Untuk menunjang pengalaman militernya ia masuk ke sebuah sekolah yang bernama Koninklijke Militaide Academie yang ada di Belanda.
Melalui pendidikan inilah ia memulai karirnya dalam dunia militer. Sejak saat itu karir militernya berpindah mulai dari Malang, Bandung, Balikpapan, dan daerah-daerah di Pulau Jawa.
Merancang Lambang Negara Garuda Pancasila
Sultan Hamid II merupakan profil tokoh yang merancang lambang Garuda Pancasila. Hal tersebut merupakan permintaan langsung dari Presiden Sukarno.
Presiden Sukarno mempercayakan Sultan Hamid II untuk merancang dan merumuskan langsung lambang negara yang penting ini.
Tugas itu diberikan oleh Presiden Sukarno ketika ia masih masuk ke dalam Kabinet RIS pada tahun 1949.
Tentu tugas tersebut bukanlah hal yang mudah, bahkan Sultan Hamid II harus membentuk kepanitiaan sendiri yang bernama Panitia Lencana Negara yang beranggotakan Muhammad Yamin, Ki Hajar Dewantara, M. A. Pellaupessy, Mohammad Natsir, dan R.M. Ngabehi Poerbatjaraka.
Ketua Panitianya adalah Muhammad Yamin yang bertugas untuk menyeleksi usulan rancangan lambang negara untuk Pemerintah Indonesia.

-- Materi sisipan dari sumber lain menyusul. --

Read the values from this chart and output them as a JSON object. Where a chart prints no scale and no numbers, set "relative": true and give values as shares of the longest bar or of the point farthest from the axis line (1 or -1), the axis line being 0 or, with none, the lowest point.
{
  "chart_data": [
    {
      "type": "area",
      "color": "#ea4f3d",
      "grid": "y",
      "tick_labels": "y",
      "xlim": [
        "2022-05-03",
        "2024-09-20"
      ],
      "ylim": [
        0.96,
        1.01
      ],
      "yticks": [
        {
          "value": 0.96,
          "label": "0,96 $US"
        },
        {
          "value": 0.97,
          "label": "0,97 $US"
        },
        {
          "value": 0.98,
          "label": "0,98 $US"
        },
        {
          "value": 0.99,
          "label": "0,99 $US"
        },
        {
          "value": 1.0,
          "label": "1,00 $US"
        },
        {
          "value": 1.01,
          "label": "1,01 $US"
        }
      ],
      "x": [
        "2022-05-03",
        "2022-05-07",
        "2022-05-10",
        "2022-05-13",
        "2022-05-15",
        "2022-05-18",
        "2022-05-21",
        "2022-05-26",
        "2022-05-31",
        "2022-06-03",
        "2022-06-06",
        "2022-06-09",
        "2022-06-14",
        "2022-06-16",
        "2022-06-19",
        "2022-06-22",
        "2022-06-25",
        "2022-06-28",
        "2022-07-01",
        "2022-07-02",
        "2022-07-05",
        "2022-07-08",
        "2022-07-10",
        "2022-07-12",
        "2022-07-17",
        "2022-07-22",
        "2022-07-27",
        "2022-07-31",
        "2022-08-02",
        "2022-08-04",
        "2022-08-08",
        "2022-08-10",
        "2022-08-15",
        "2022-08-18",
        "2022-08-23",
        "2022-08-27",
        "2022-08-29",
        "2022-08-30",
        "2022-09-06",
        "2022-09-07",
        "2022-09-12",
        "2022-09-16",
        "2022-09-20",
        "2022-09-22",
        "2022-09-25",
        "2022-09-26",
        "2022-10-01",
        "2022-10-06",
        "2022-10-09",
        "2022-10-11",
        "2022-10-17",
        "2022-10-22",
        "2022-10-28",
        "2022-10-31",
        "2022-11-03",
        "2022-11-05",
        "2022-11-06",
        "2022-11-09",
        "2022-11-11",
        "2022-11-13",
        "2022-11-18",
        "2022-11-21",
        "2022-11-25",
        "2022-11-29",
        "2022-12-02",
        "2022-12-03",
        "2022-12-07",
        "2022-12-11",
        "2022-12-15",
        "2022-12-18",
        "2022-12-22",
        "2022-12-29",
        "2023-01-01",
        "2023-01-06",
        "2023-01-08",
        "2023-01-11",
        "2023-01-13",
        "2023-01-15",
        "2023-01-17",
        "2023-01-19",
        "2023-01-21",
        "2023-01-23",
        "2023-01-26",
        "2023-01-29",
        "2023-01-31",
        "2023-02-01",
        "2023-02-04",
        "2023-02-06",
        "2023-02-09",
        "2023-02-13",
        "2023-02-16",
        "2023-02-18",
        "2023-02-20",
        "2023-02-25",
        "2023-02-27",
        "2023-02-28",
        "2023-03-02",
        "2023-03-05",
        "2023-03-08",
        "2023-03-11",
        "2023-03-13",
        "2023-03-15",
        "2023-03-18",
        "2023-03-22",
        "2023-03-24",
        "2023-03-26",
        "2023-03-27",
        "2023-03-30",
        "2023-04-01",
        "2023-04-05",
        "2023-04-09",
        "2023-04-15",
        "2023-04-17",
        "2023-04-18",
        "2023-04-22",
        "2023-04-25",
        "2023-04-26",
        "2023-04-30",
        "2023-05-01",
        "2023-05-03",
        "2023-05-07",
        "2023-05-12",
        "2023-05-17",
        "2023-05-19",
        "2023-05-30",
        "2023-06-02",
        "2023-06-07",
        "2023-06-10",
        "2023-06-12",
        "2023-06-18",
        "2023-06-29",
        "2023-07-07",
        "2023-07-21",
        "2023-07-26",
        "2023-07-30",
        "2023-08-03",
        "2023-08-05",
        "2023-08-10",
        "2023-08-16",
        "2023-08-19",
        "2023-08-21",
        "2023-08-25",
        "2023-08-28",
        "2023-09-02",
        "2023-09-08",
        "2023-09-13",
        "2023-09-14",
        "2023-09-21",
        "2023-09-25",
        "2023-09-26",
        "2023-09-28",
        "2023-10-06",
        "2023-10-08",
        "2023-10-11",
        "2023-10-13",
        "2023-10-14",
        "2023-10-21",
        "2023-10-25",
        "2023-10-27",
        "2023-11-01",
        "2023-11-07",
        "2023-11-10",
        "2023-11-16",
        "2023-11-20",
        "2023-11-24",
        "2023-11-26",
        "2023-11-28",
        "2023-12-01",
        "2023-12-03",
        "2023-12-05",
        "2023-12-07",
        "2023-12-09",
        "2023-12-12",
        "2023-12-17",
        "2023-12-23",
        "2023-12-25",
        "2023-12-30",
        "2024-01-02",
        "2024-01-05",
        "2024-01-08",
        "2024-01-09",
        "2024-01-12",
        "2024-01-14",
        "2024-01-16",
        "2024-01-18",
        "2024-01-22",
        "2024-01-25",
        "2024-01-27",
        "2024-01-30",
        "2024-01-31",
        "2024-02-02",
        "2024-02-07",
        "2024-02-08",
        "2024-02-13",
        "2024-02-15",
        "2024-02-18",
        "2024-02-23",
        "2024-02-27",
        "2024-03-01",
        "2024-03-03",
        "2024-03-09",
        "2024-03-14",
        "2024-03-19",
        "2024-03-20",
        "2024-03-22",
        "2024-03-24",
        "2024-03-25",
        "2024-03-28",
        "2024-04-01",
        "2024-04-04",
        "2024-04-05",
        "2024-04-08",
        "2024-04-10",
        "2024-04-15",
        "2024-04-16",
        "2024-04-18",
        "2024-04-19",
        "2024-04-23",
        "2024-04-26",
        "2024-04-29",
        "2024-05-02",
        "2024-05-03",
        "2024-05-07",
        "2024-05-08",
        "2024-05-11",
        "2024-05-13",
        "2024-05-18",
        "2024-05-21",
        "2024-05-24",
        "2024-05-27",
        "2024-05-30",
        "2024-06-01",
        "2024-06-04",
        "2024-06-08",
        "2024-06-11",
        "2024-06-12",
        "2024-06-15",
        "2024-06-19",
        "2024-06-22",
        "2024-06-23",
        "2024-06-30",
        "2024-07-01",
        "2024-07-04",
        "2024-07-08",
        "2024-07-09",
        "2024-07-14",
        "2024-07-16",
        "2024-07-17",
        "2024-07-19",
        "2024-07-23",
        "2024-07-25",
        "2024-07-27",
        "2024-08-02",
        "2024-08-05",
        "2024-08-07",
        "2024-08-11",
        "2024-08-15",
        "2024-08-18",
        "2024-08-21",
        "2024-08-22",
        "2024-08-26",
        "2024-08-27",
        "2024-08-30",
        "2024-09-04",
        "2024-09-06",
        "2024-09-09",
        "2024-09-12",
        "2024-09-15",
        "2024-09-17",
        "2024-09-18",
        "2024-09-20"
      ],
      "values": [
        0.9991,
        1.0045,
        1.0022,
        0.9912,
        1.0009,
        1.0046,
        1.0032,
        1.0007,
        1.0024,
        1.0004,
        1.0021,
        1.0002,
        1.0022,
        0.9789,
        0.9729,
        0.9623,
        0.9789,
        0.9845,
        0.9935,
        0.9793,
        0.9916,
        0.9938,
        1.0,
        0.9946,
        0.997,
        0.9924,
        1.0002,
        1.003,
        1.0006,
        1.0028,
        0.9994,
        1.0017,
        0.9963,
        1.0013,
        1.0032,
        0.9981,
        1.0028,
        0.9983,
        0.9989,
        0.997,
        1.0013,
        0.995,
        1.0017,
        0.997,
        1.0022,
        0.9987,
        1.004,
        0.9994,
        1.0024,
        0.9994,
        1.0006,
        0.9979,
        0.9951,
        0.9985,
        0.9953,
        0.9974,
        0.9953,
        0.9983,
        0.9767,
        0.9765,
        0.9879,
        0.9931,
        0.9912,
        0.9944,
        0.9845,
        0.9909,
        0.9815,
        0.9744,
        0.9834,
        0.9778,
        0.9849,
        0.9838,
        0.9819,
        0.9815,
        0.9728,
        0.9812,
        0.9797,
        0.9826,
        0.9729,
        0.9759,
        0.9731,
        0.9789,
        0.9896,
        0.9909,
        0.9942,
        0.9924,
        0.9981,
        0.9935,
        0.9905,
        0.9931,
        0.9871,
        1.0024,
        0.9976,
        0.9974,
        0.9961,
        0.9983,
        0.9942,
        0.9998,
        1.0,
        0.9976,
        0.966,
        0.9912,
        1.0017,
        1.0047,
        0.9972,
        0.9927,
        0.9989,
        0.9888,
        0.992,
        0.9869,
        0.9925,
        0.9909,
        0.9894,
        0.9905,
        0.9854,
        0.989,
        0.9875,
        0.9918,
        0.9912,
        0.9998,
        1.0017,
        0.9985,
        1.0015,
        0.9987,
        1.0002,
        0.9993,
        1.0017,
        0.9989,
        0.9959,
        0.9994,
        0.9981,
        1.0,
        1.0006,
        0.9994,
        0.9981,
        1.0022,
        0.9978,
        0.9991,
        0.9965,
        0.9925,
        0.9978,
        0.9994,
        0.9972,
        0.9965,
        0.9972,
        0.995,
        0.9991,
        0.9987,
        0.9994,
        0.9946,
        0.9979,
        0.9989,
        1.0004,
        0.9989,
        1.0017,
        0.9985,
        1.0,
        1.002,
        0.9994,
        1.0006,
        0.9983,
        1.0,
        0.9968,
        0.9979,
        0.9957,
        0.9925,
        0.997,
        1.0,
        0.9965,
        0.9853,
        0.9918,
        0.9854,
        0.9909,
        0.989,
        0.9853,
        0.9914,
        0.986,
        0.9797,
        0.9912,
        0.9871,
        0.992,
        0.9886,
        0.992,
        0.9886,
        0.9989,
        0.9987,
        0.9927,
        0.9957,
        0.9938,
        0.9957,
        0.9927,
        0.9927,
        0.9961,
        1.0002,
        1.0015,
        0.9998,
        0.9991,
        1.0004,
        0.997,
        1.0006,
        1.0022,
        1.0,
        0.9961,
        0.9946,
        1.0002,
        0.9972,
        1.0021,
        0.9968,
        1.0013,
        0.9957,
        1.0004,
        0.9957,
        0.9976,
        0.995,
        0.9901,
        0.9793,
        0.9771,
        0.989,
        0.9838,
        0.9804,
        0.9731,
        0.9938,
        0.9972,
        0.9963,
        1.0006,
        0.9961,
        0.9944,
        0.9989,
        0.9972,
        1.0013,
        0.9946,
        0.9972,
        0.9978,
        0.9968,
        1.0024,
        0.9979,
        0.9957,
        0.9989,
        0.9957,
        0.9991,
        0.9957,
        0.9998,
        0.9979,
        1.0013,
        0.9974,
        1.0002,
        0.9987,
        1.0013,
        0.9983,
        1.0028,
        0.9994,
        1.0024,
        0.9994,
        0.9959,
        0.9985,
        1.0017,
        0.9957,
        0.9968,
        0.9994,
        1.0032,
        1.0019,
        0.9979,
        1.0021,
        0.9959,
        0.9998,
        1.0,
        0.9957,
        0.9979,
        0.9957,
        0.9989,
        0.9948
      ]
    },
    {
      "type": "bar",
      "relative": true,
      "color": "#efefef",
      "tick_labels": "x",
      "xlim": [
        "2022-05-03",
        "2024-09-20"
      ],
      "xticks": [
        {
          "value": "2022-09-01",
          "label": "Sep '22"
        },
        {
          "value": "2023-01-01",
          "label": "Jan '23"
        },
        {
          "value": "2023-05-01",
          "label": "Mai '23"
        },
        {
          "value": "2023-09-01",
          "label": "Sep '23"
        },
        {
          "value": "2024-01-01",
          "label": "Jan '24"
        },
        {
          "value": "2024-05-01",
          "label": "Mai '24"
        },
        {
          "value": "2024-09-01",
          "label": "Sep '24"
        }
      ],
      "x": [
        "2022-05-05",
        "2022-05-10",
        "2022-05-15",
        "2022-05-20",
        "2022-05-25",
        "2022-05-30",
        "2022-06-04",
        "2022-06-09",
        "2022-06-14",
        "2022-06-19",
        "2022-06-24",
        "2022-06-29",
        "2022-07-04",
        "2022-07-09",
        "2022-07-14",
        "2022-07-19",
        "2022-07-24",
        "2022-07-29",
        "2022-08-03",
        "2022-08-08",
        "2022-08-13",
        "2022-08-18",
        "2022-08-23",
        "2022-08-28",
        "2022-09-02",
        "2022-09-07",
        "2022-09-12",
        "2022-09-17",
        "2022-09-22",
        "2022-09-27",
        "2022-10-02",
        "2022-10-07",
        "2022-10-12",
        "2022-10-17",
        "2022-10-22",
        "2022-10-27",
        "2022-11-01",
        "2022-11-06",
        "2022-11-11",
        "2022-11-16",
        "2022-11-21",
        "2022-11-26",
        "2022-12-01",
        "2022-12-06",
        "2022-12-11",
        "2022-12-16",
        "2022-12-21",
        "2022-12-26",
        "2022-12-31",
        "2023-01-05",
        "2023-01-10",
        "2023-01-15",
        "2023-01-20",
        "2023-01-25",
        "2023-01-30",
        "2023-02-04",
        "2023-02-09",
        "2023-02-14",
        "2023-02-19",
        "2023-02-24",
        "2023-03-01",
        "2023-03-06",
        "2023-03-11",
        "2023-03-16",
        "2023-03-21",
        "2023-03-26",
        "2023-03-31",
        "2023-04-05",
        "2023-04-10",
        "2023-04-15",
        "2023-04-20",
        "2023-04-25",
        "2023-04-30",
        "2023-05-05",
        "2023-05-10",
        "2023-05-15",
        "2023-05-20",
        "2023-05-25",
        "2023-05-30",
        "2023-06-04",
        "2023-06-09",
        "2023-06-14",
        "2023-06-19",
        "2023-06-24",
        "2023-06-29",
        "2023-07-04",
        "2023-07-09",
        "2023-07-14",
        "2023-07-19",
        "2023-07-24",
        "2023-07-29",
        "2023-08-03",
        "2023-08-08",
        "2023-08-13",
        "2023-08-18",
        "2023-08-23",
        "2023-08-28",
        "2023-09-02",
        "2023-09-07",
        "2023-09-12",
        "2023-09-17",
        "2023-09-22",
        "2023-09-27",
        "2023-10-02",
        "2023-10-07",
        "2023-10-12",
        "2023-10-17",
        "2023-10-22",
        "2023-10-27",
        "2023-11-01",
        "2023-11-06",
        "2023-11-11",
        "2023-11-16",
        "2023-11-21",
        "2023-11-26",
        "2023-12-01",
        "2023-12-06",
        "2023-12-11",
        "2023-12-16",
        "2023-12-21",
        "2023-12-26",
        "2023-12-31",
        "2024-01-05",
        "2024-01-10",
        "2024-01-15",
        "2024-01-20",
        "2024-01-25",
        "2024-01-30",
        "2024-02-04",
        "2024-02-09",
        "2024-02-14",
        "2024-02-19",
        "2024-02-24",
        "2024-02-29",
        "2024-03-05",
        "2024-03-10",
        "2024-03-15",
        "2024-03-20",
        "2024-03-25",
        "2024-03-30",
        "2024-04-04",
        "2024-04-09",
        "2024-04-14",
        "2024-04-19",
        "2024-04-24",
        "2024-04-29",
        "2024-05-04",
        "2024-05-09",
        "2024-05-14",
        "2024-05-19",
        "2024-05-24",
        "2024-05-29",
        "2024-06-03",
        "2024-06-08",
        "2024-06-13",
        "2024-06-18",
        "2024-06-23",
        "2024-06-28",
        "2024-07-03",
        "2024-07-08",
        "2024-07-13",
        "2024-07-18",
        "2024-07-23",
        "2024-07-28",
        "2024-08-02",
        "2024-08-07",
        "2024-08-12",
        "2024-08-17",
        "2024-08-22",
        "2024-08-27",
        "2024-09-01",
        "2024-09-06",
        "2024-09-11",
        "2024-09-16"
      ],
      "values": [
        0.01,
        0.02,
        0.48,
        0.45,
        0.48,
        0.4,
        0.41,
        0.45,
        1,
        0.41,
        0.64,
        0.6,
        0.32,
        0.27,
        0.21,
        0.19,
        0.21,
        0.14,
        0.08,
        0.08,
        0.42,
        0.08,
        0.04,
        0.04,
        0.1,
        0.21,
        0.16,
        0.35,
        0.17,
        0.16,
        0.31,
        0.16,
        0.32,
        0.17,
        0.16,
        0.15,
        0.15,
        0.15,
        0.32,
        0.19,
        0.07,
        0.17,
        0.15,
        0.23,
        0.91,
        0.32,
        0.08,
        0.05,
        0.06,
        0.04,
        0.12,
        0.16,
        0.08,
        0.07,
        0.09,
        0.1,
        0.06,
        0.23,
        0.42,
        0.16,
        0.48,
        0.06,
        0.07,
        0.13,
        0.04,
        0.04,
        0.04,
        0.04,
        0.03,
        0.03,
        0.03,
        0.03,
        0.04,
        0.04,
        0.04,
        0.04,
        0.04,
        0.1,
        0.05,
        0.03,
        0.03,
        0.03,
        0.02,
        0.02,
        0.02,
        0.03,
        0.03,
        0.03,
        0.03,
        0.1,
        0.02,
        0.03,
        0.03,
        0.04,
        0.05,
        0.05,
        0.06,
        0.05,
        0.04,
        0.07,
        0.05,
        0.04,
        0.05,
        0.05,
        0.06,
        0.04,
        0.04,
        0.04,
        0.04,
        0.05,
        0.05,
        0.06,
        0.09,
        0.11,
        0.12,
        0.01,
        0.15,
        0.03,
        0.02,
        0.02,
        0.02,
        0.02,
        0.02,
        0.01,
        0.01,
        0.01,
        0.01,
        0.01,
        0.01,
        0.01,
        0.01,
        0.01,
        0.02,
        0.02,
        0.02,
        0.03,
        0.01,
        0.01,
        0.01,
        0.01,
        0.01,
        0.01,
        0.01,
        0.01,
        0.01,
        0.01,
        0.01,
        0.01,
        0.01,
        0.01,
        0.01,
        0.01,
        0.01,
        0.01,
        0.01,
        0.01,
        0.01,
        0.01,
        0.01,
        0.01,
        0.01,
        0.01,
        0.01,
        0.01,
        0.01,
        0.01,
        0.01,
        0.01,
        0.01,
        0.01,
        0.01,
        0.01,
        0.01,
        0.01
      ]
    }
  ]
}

Setelah melalui berbagai tahapan seleksi, akhirnya dipilihlah dua lambang yang cocok, yaitu hasil rancangan Sultan Hamid II dan M. Yamin.
Walaupun pada akhirnya rancangan M. Yamin ditolak dan yang terpilihlah hasil rancangan Sultan Hamid II yang bergambar Garuda.
Setelah terjadi berbagai proses penyempurnaan akhirnya rilislah lambang negara Garuda Pancasila dengan lima lambang sila Pancasila dan menggenggam pita putih bertuliskan, “Bhineka Tunggal Ika”.
Sultan Hamid II telah berupaya seoptimal mungkin agar seluruh simbol, cita-cita, nilai bangsa Indonesia dapat termuat dalam tiap wujud Garuda Pancasila tersebut.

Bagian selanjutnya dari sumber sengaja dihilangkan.